I therefore find it shameful that: 'this concern was strongly endorsed by the UK delegation who were keen to build consensus on this approach', and that formal recommendations for limiting greenhouse gases have had to be expressed in terms of energy and not directly, in the preparatory documents for PrepComIV. This insistence has immediately eliminated the need for specific time-scale or targets for either energy or greenhouse gas reductions, at the Summit.

Finally, our own letter to the UK government, proposing the presentation of the more than 60% in under 50 years by C&C formula to the World Summit, supported initially by 30 individuals and organisations (see our Challenge page) but which has now grown to over 90, has received neither acknowledgement nor reply after 12 weeks. Despite weekly phone calls to the Minister of State for the Environment's personal secretary, revealing that one draft was presented but rejected by the Minister, and the published interest in The Guardian's environmental correspondent in the outcome - zilch has transpired so far.
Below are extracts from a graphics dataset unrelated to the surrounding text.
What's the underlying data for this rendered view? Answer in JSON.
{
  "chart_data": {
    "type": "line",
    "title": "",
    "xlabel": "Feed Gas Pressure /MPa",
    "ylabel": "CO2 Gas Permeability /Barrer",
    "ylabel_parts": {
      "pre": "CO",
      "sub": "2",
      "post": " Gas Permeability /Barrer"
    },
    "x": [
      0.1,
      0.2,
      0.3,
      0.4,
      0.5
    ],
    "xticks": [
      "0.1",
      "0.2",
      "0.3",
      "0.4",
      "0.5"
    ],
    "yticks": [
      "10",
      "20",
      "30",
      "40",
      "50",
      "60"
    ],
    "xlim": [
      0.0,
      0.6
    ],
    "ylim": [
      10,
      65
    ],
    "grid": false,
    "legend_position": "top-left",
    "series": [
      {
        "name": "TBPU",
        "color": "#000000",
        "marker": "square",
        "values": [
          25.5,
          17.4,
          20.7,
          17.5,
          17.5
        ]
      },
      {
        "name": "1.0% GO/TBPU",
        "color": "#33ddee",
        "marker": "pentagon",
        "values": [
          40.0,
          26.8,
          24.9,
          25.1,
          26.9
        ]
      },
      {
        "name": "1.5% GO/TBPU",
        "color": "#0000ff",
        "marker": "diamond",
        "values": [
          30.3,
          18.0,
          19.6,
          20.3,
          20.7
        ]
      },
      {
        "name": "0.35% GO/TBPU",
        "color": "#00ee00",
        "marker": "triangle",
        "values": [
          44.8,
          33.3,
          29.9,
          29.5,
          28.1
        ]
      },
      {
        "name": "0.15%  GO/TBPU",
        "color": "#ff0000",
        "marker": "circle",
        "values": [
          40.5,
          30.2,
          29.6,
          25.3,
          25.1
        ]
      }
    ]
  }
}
And this Minister is our best ally in the UK government!

I suspect that the Minister and his team know that the need for such a commitment at the Summit is overwhelming but dare not say so, for fear for rocking too many political boats. What a kettle of fish! How prophetic was the Titanic US movie blockbuster as a icon for the planet under threat from global warming and drifting icebergs the size of Tasmania!

Speaking of which, another device for undermining serious 'debate' about climate change is the presumption, in formal debates, in TV and radio programmes (like that mentioned above in World-at-One) - that the evidence for and against its reality is evenly balanced. I have previously suggested replacing the overused metaphor of :'level playing field' with the potentially 'tilted deck of a ship'. A further extension of this idea is to liken climate change skepticism to raising doubts whether a ship that is headed straight for an iceberg will actually hit it!

Enough said! Time to act! Time to apply '60% IN 50 YEARS BY C&C' as a critical mass message to the participating countries at this World Summit - and fast!